BIOGRAPHY
Enrique Granados

Enrique Granados was a Spanish classical music composer born in 1867 in Catalonia. After completing his piano studies in Barcelona, he hoped to continue at the Paris Conservatoire but was not admitted, so he studied privately there with a teacher whose mother was of Spanish descent. He won a prestigious piano competition with an original composition in 1903 at the Madrid Royal Conservatory which earned him a considerable sum of money and brought him to national attention.  It is interesting to note that in addition to giving a piano recital for President Woodrow Wilson, he made live-recorded player piano music rolls in New York for the Aeolian Company.  They all survive and can be heard today.
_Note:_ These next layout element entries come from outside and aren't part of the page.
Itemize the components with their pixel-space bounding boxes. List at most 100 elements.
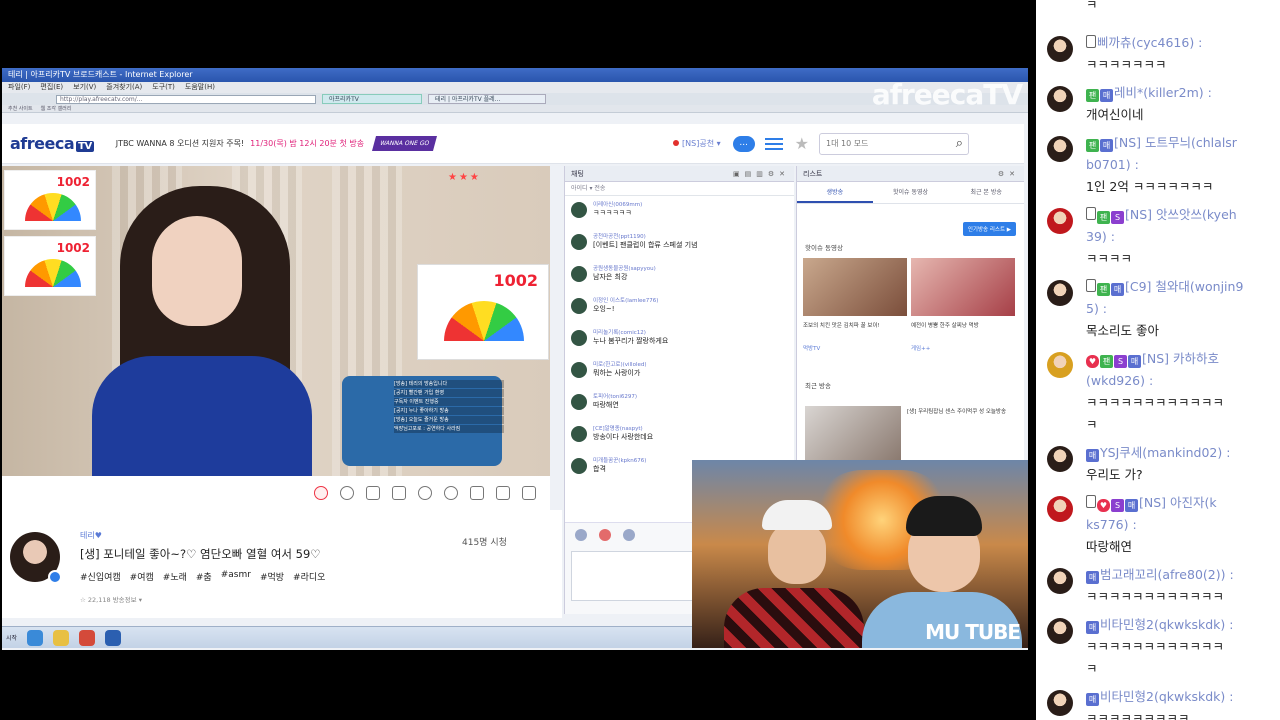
location-icon[interactable] [340, 486, 354, 500]
chat-avatar[interactable] [1047, 208, 1073, 234]
chat-username[interactable]: ks776) : [1086, 516, 1137, 534]
chat-username[interactable]: (wkd926) : [1086, 372, 1153, 390]
start-button[interactable]: 시작 [6, 633, 17, 642]
chat-user[interactable]: 미로(한고로)(villoled) [593, 356, 794, 368]
chat-username[interactable]: 5) : [1086, 300, 1107, 318]
chat-bubble-icon[interactable]: ... [732, 135, 755, 152]
browser-tab-1[interactable]: 아프리카TV [322, 94, 422, 104]
thumbnail-caption[interactable]: 예전이 병뿜 한주 살찌냥 먹방 [911, 322, 1015, 330]
chat-username[interactable]: 팬 매 레비*(killer2m) : [1086, 84, 1212, 102]
chat-username[interactable]: 팬 매 [NS] 도트무늬(chlalsr [1086, 134, 1237, 152]
search-box[interactable]: 1대 10 모드 ⌕ [818, 132, 969, 155]
chat-username[interactable]: 39) : [1086, 228, 1115, 246]
chat-username[interactable]: 매 비타민형2(qkwkskdk) : [1086, 616, 1233, 634]
search-input[interactable]: 1대 10 모드 [826, 138, 868, 149]
emoji-icon[interactable] [418, 486, 432, 500]
chat-username[interactable]: ♥ 팬 S 매 [NS] 카하하호 [1086, 350, 1219, 368]
menu-tools[interactable]: 도구(T) [152, 82, 175, 93]
chat-user[interactable]: 공원생동물공원(sapyyou) [593, 260, 794, 272]
ie-icon[interactable] [27, 629, 44, 646]
chat-username[interactable]: 팬 S [NS] 앗쓰앗쓰(kyeh [1086, 206, 1237, 224]
chat-avatar[interactable] [1047, 36, 1073, 62]
tag[interactable]: #asmr [221, 570, 251, 583]
tab-recent[interactable]: 최근 본 방송 [948, 182, 1024, 203]
edit-icon[interactable] [366, 486, 380, 500]
chat-username[interactable]: b0701) : [1086, 156, 1139, 174]
favorite-item[interactable]: 웹 조각 갤러리 [41, 105, 72, 112]
chat-user[interactable]: 미리놀기록(comic12) [593, 324, 794, 336]
tag[interactable]: #라디오 [293, 570, 325, 583]
chat-avatar[interactable] [1047, 280, 1073, 306]
chat-username[interactable]: 매 비타민형2(qkwkskdk) : [1086, 688, 1233, 706]
share-icon[interactable] [522, 486, 536, 500]
gift-icon[interactable] [599, 529, 611, 541]
chat-username[interactable]: ♥ S 매 [NS] 아진자(k [1086, 494, 1217, 512]
thumbnail-caption[interactable]: 조보의 치킨 맛은 김치파 꿀 보이! [803, 322, 907, 330]
video-thumbnail[interactable] [911, 258, 1015, 316]
chat-user[interactable]: 이정인 이스토(lamlee776) [593, 292, 794, 304]
menu-help[interactable]: 도움말(H) [185, 82, 215, 93]
chat-avatar[interactable] [1047, 136, 1073, 162]
panel-controls[interactable]: ⚙✕ [998, 166, 1024, 181]
menu-view[interactable]: 보기(V) [73, 82, 96, 93]
emoticon-icon[interactable] [575, 529, 587, 541]
chat-username[interactable]: 삐까츄(cyc4616) : [1086, 34, 1202, 52]
video-thumbnail[interactable] [803, 258, 907, 316]
favorite-star-icon[interactable] [470, 486, 484, 500]
recommend-star-icon[interactable] [496, 486, 510, 500]
channel-name[interactable]: 테리♥ [80, 530, 102, 541]
chat-avatar[interactable] [1047, 86, 1073, 112]
chat-username[interactable]: 팬 매 [C9] 철와대(wonjin9 [1086, 278, 1243, 296]
tab-hot-video[interactable]: 핫이슈 동영상 [873, 182, 949, 203]
login-button[interactable]: [NS]공천 ▾ [673, 138, 721, 149]
menu-file[interactable]: 파일(F) [8, 82, 30, 93]
thumbnail-caption[interactable]: [생] 우리팀잡님 센스 주이먹쿠 성 오늘방송 [907, 408, 1007, 416]
folder-icon[interactable] [53, 629, 70, 646]
broadcast-subinfo[interactable]: ☆ 22,118 방송정보 ▾ [80, 594, 142, 604]
app-icon[interactable] [105, 629, 122, 646]
chat-avatar[interactable] [1047, 446, 1073, 472]
chat-toolbar[interactable]: 아이디 ▾ 전송 [565, 182, 794, 196]
chat-username[interactable]: 매 범고래꼬리(afre80(2)) : [1086, 566, 1234, 584]
settings-icon[interactable] [623, 529, 635, 541]
star-icon[interactable]: ★ [795, 134, 809, 153]
chrome-icon[interactable] [79, 629, 96, 646]
chat-user[interactable]: 공천마공천(ppt1190) [593, 228, 794, 240]
chat-avatar[interactable] [1047, 690, 1073, 716]
menu-icon[interactable] [764, 137, 783, 150]
browser-tab-2[interactable]: 테리 | 아프리카TV 플레... [428, 94, 546, 104]
menu-favorites[interactable]: 즐겨찾기(A) [106, 82, 142, 93]
chat-avatar[interactable] [1047, 618, 1073, 644]
chat-user[interactable]: 이레아신(0069mm) [593, 196, 794, 208]
tag[interactable]: #먹방 [260, 570, 284, 583]
search-icon[interactable]: ⌕ [956, 136, 968, 151]
chat-avatar[interactable] [1047, 352, 1073, 378]
afreeca-logo[interactable]: afreeca TV [10, 134, 94, 153]
promo-time[interactable]: 11/30(목) 밤 12시 20분 첫 방송 [250, 138, 364, 149]
promo-badge[interactable]: WANNA ONE GO [372, 136, 438, 151]
chat-message-text: 따랑해연 [1086, 539, 1133, 554]
chat-user[interactable]: 토피어(toni6297) [593, 388, 794, 400]
chat-avatar[interactable] [1047, 568, 1073, 594]
screenshot-icon[interactable] [392, 486, 406, 500]
tag[interactable]: #춤 [196, 570, 212, 583]
tag[interactable]: #신입여캠 [80, 570, 121, 583]
popular-list-button[interactable]: 인기방송 리스트 ▶ [962, 222, 1016, 236]
tag[interactable]: #노래 [163, 570, 187, 583]
thumbnail-source[interactable]: 게임++ [911, 344, 930, 352]
thumbnail-source[interactable]: 먹방TV [803, 344, 820, 352]
menu-edit[interactable]: 편집(E) [40, 82, 63, 93]
favorite-item[interactable]: 추천 사이트 [8, 105, 33, 112]
video-player[interactable]: 1002 1002 1002 [방송] 테리의 방송입니다 [공지] 빨간팬 가… [2, 166, 550, 476]
record-icon[interactable] [314, 486, 328, 500]
address-bar[interactable]: http://play.afreecatv.com/... [56, 94, 316, 104]
chat-avatar[interactable] [1047, 496, 1073, 522]
video-thumbnail[interactable] [805, 406, 901, 460]
promo-text[interactable]: JTBC WANNA 8 오디션 지원자 주목! [116, 138, 244, 149]
panel-controls[interactable]: ▣▤▥⚙✕ [733, 166, 794, 181]
clock-icon[interactable] [444, 486, 458, 500]
tag[interactable]: #여캠 [130, 570, 154, 583]
chat-username[interactable]: 매 YSJ쿠세(mankind02) : [1086, 444, 1230, 462]
chat-user[interactable]: [CE]알명종(naspyt) [593, 420, 794, 432]
tab-live[interactable]: 생방송 [797, 182, 873, 203]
His death is so tragic, it’s worth noting here.  In 1916, after giving a recital in New York, he and his wife, Amparo, missed their boat back to Spain, so they boarded a ship to England.  They then boarded a ferry to Dieppe, France. While crossing the English Channel, the ferry was torpedoed by a German U-boat as part of German WW1 submarine warfare.  Apparently, Amparo was too heavy to get into a lifeboat and Enrique would not leave her so he positioned her on a small life raft on which she knelt and he clung. Ironically, when the ship finally broke in 2, the side with the Granados’s cabin did not sink. That side was towed to port with most of the passengers.  The Granados’s were on the other side of the boat when it was hit.  The couple drowned apparently in sight of other passengers leaving 6 children.